According to a June 2023 report published in US-based Harvard Medical School’s health publication, the recommended dietary allowance (RDA) – the amount of a nutrient you need to meet your basic nutritional requirements – for protein is 0.8 grams of protein per kilogramme of body weight.
Murphy said: “Protein at every meal is non-negotiable, it stabilises blood sugar and supplies the amino acids your brain uses to build those same focus-related neurotransmitters. Omega-3s from fatty fish, walnuts, and flaxseed support cognitive function. Complex carbohydrates, oats, quinoa, and sweet potato give a slower, steadier glucose release than refined carbs. And hydration with electrolytes, especially in this climate, counts as a nutrient in its own right.”
5. Don’t skip breakfast, and never replace it with coffee
A June 2020 study published in the British Journal of Nutrition found that drinking black coffee before breakfast can have a negative effect on blood glucose control – it increases its levels by around 50%.
It’s why Murphy strongly advises avoiding relying on caffeine as a meal replacement. She said: “Drink a large glass of water with a pinch of salt or an electrolyte sachet before your first coffee of the day. It interrupts the single most common pattern I see: going straight to caffeine on a dehydrated, depleted system. Given the climate here, it does more for sustained energy than almost anything else I could recommend.”

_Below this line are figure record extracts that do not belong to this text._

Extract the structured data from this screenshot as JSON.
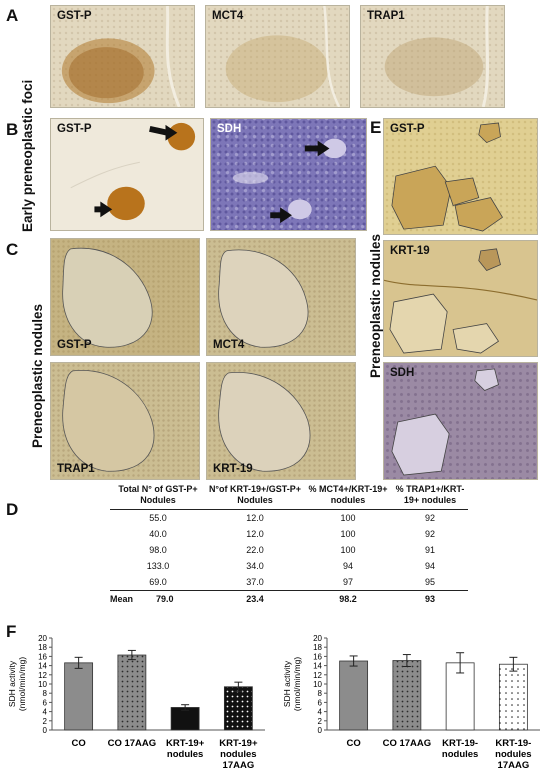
{
  "figure": {
    "panel_labels": {
      "A": "A",
      "B": "B",
      "C": "C",
      "D": "D",
      "E": "E",
      "F": "F"
    },
    "row_labels": {
      "early": "Early preneoplastic foci",
      "nodules_c": "Preneoplastic nodules",
      "nodules_e": "Preneoplastic nodules"
    },
    "panel_a": {
      "tags": [
        "GST-P",
        "MCT4",
        "TRAP1"
      ]
    },
    "panel_b": {
      "tags": [
        "GST-P",
        "SDH"
      ]
    },
    "panel_c": {
      "tags": [
        "GST-P",
        "MCT4",
        "TRAP1",
        "KRT-19"
      ]
    },
    "panel_e": {
      "tags": [
        "GST-P",
        "KRT-19",
        "SDH"
      ]
    },
    "colors": {
      "bar_grey": "#8c8c8c",
      "bar_black": "#111111",
      "bar_white": "#ffffff"
    }
  },
  "table": {
    "headers": [
      "Total N° of GST-P+ Nodules",
      "N°of KRT-19+/GST-P+ Nodules",
      "% MCT4+/KRT-19+ nodules",
      "% TRAP1+/KRT-19+ nodules"
    ],
    "rows": [
      [
        "55.0",
        "12.0",
        "100",
        "92"
      ],
      [
        "40.0",
        "12.0",
        "100",
        "92"
      ],
      [
        "98.0",
        "22.0",
        "100",
        "91"
      ],
      [
        "133.0",
        "34.0",
        "94",
        "94"
      ],
      [
        "69.0",
        "37.0",
        "97",
        "95"
      ]
    ],
    "mean": {
      "label": "Mean",
      "values": [
        "79.0",
        "23.4",
        "98.2",
        "93"
      ]
    }
  },
  "chart_data": [
    {
      "type": "bar",
      "title": "",
      "xlabel": "",
      "ylabel": "SDH activity (nmol/min/mg)",
      "ylim": [
        0,
        20
      ],
      "yticks": [
        "0",
        "2",
        "4",
        "6",
        "8",
        "10",
        "12",
        "14",
        "16",
        "18",
        "20"
      ],
      "categories": [
        "CO",
        "CO 17AAG",
        "KRT-19+ nodules",
        "KRT-19+ nodules 17AAG"
      ],
      "values": [
        14.6,
        16.3,
        4.9,
        9.4
      ],
      "errors": [
        1.2,
        1.0,
        0.6,
        1.0
      ],
      "fills": [
        "solid-grey",
        "dotted-grey",
        "solid-black",
        "dotted-black"
      ],
      "grid": false
    },
    {
      "type": "bar",
      "title": "",
      "xlabel": "",
      "ylabel": "SDH activity (nmol/min/mg)",
      "ylim": [
        0,
        20
      ],
      "yticks": [
        "0",
        "2",
        "4",
        "6",
        "8",
        "10",
        "12",
        "14",
        "16",
        "18",
        "20"
      ],
      "categories": [
        "CO",
        "CO 17AAG",
        "KRT-19- nodules",
        "KRT-19- nodules 17AAG"
      ],
      "values": [
        15.0,
        15.1,
        14.6,
        14.3
      ],
      "errors": [
        1.1,
        1.3,
        2.2,
        1.5
      ],
      "fills": [
        "solid-grey",
        "dotted-grey",
        "solid-white",
        "dotted-white"
      ],
      "grid": false
    }
  ]
}
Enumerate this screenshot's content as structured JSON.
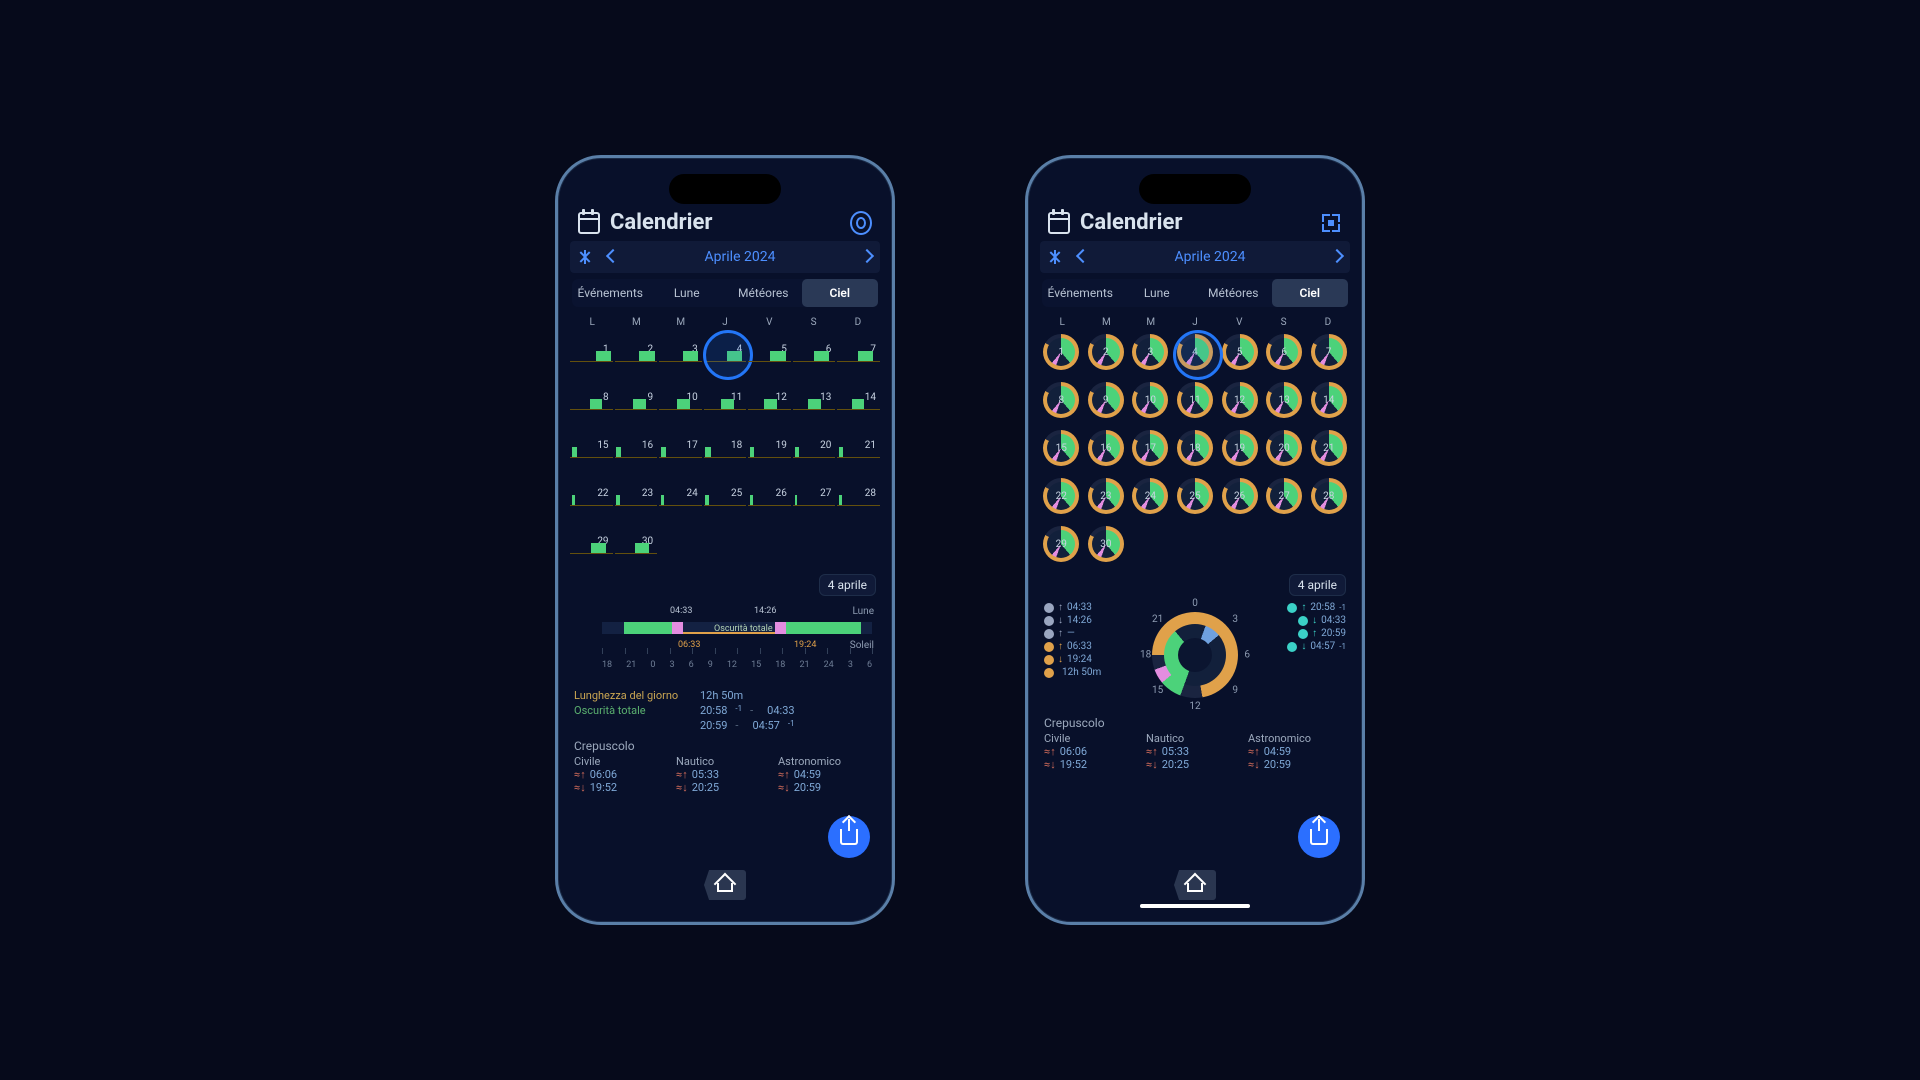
{
  "colors": {
    "bg": "#060a1b",
    "phone_border": "#5a7fa8",
    "accent_blue": "#2b6fff",
    "orange": "#e0a14a",
    "green": "#4cd27a",
    "pink": "#e38de0",
    "cyan": "#3bd1c7",
    "selected_ring": "#2376f7",
    "text": "#d9e3ee",
    "muted": "#7a8aa0"
  },
  "header": {
    "title": "Calendrier"
  },
  "month": {
    "label": "Aprile 2024"
  },
  "tabs": [
    "Événements",
    "Lune",
    "Météores",
    "Ciel"
  ],
  "tabs_active_index": 3,
  "weekdays": [
    "L",
    "M",
    "M",
    "J",
    "V",
    "S",
    "D"
  ],
  "days": [
    1,
    2,
    3,
    4,
    5,
    6,
    7,
    8,
    9,
    10,
    11,
    12,
    13,
    14,
    15,
    16,
    17,
    18,
    19,
    20,
    21,
    22,
    23,
    24,
    25,
    26,
    27,
    28,
    29,
    30
  ],
  "selected_day": 4,
  "timeline_cells": {
    "comment": "green bar left% and width% shrinking through the month",
    "bars": [
      [
        60,
        36
      ],
      [
        58,
        36
      ],
      [
        56,
        36
      ],
      [
        54,
        36
      ],
      [
        52,
        36
      ],
      [
        50,
        36
      ],
      [
        48,
        36
      ],
      [
        46,
        30
      ],
      [
        44,
        30
      ],
      [
        42,
        30
      ],
      [
        40,
        30
      ],
      [
        38,
        30
      ],
      [
        36,
        30
      ],
      [
        34,
        28
      ],
      [
        4,
        12
      ],
      [
        4,
        12
      ],
      [
        4,
        12
      ],
      [
        4,
        12
      ],
      [
        4,
        10
      ],
      [
        4,
        10
      ],
      [
        4,
        10
      ],
      [
        4,
        8
      ],
      [
        4,
        8
      ],
      [
        4,
        8
      ],
      [
        4,
        8
      ],
      [
        4,
        6
      ],
      [
        4,
        6
      ],
      [
        4,
        6
      ],
      [
        50,
        34
      ],
      [
        48,
        34
      ]
    ],
    "bar_color": "#4cd27a",
    "baseline_color": "#63500d"
  },
  "detail_date": "4 aprile",
  "left_detail": {
    "moon_label": "Lune",
    "sun_label": "Soleil",
    "moon_rise": "04:33",
    "moon_set": "14:26",
    "sun_rise": "06:33",
    "sun_set": "19:24",
    "darkness_tag": "Oscurità totale",
    "axis_ticks": [
      "18",
      "21",
      "0",
      "3",
      "6",
      "9",
      "12",
      "15",
      "18",
      "21",
      "24",
      "3",
      "6"
    ],
    "day_length_label": "Lunghezza del giorno",
    "day_length_value": "12h 50m",
    "total_darkness_label": "Oscurità totale",
    "darkness_1a": "20:58",
    "darkness_1b": "04:33",
    "darkness_2a": "20:59",
    "darkness_2b": "04:57",
    "darkness_sup": "-1"
  },
  "right_detail": {
    "left_col": [
      {
        "icon": "moon",
        "arrow": "up",
        "v": "04:33",
        "color": "#9aa6c0"
      },
      {
        "icon": "moon",
        "arrow": "down",
        "v": "14:26",
        "color": "#9aa6c0"
      },
      {
        "icon": "moon",
        "arrow": "up",
        "v": "—",
        "color": "#9aa6c0"
      },
      {
        "icon": "sun",
        "arrow": "up",
        "v": "06:33",
        "color": "#e0a14a"
      },
      {
        "icon": "sun",
        "arrow": "down",
        "v": "19:24",
        "color": "#e0a14a"
      },
      {
        "icon": "sun",
        "arrow": "",
        "v": "12h 50m",
        "color": "#e0a14a"
      }
    ],
    "right_col": [
      {
        "icon": "eye",
        "arrow": "up",
        "v": "20:58",
        "sup": "-1",
        "color": "#3bd1c7"
      },
      {
        "icon": "eye",
        "arrow": "down",
        "v": "04:33",
        "color": "#3bd1c7"
      },
      {
        "icon": "eye",
        "arrow": "up",
        "v": "20:59",
        "color": "#3bd1c7"
      },
      {
        "icon": "eye",
        "arrow": "down",
        "v": "04:57",
        "sup": "-1",
        "color": "#3bd1c7"
      }
    ],
    "clock_numbers": {
      "0": "0",
      "3": "3",
      "6": "6",
      "9": "9",
      "12": "12",
      "15": "15",
      "18": "18",
      "21": "21"
    }
  },
  "twilight": {
    "title": "Crepuscolo",
    "cols": [
      {
        "label": "Civile",
        "up": "06:06",
        "down": "19:52"
      },
      {
        "label": "Nautico",
        "up": "05:33",
        "down": "20:25"
      },
      {
        "label": "Astronomico",
        "up": "04:59",
        "down": "20:59"
      }
    ]
  }
}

Other things she would avoid include “regularly eating sugary pastries that spike and crash you within the hour, and skipping meals entirely under the illusion that it’s more efficient. It isn’t. Research has found that those who skip breakfast are far more likely to eat an extra 400 calories per day, compared to those who eat a protein-rich breakfast.”

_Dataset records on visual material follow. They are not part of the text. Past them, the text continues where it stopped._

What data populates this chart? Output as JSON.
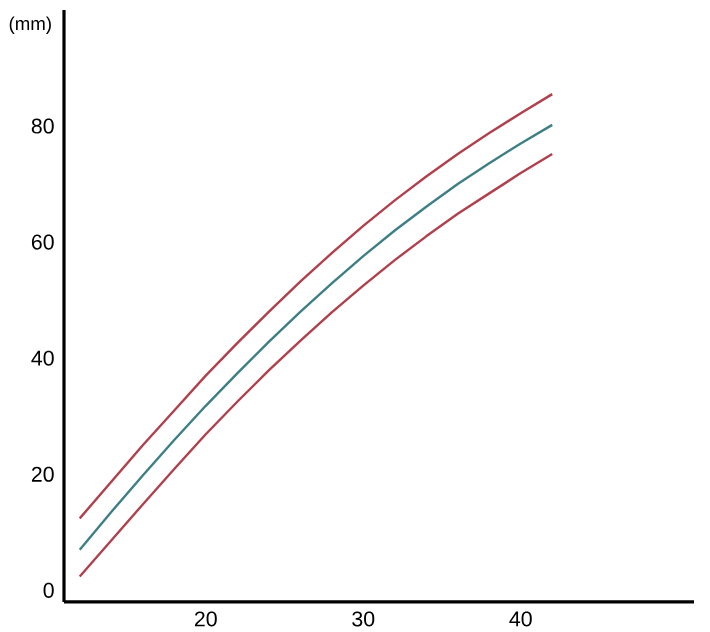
{
  "chart_data": {
    "type": "line",
    "ylabel": "(mm)",
    "x": [
      12,
      14,
      16,
      18,
      20,
      22,
      24,
      26,
      28,
      30,
      32,
      34,
      36,
      38,
      40,
      42
    ],
    "series": [
      {
        "color": "#b0404c",
        "values": [
          12.4,
          18.7,
          25,
          31,
          37,
          42.6,
          48,
          53.2,
          58.1,
          62.8,
          67.2,
          71.3,
          75.2,
          78.8,
          82.2,
          85.5
        ]
      },
      {
        "color": "#3e7f86",
        "values": [
          7,
          13.5,
          19.8,
          25.9,
          31.8,
          37.4,
          42.8,
          48,
          52.9,
          57.6,
          62,
          66.1,
          70,
          73.6,
          77,
          80.2
        ]
      },
      {
        "color": "#b0404c",
        "values": [
          2.4,
          8.6,
          14.8,
          20.9,
          26.9,
          32.5,
          37.9,
          43,
          47.9,
          52.5,
          56.9,
          61,
          64.9,
          68.4,
          71.9,
          75.2
        ]
      }
    ],
    "xlim": [
      11,
      51
    ],
    "ylim": [
      -2,
      100
    ],
    "xticks": [
      20,
      30,
      40
    ],
    "yticks": [
      0,
      20,
      40,
      60,
      80
    ],
    "grid": false,
    "marker": "none",
    "line_style": "solid"
  }
}
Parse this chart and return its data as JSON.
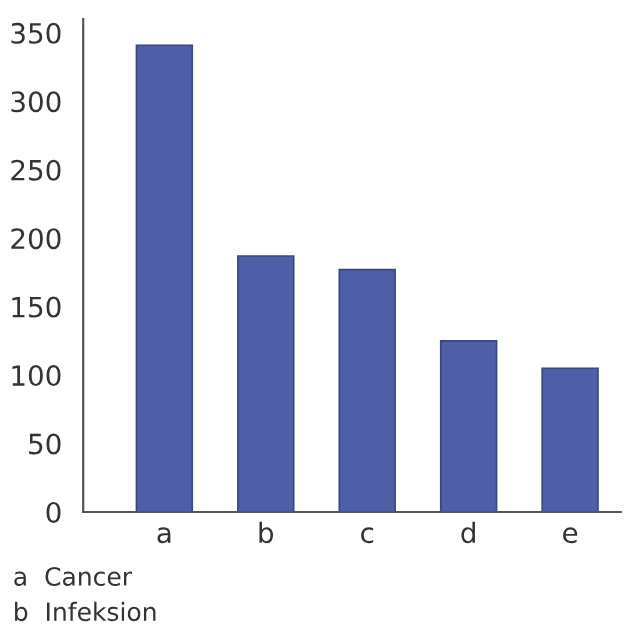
{
  "chart_data": {
    "type": "bar",
    "categories": [
      "a",
      "b",
      "c",
      "d",
      "e"
    ],
    "values": [
      341,
      187,
      177,
      125,
      105
    ],
    "color": "#4e5fa8",
    "ylim": [
      0,
      360
    ],
    "yticks": [
      0,
      50,
      100,
      150,
      200,
      250,
      300,
      350
    ],
    "grid": false,
    "annotations": [
      "a  Cancer",
      "b  Infeksion"
    ]
  }
}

6. Have a plan for your meals
If you want to be a high achiever, who is always operating at peak performance, you have to treat nutrition differently.
Murphy explained: “The ones who do it well remove decisions entirely. They don’t decide what to eat each day, they’ve built a structure that decides for them. Protein-forward breakfasts, batch-prepped lunches, water as a default rather than an afterthought. They treat nutrition the same way they treat their calendar: planned in advance, not improvised under pressure.”
Many of her clients have ‘anchor meals’ – consistent, reliable and high-protein meals. Murphy explained: “These are their go-to meals that they don’t need to think about, and have at hand to grab at any time, knowing the meal will fuel their day and support their fitness and nutrition goals.”
Anchor meals centre around a reliable protein source, like eggs, Greek yoghurt, chicken, or tofu, that gives you roughly around 25 to 40g of protein per meal. The carbohydrates and fats that go along with it are adjustable. For instance, you can swap rice for sweet potatoes, or avocado for olive oil.
7. Nutrition is not an afterthought, it’s the foundation
The next time you feel lethargic, stressed or irritable, consider what you ate and drank that day. It impacts you more than you think.
According to Murphy, most professionals neglect nutrition because “it’s not measured the way everything else in their life is. High achievers optimise what shows up on a dashboard – revenue, deadlines, key performance indicators (KPIs). Nutrition has no dashboard… so it gets deprioritised daily until the cumulative cost shows up as burnout or a performance plateau nobody can explain.”
Murphy stressed that nutrition is the foundation that everything else is built on: “Identity and performance aren’t only built in the boardroom. They’re built three times a day, every time you choose what goes on your plate or whether you pick up that glass of water.”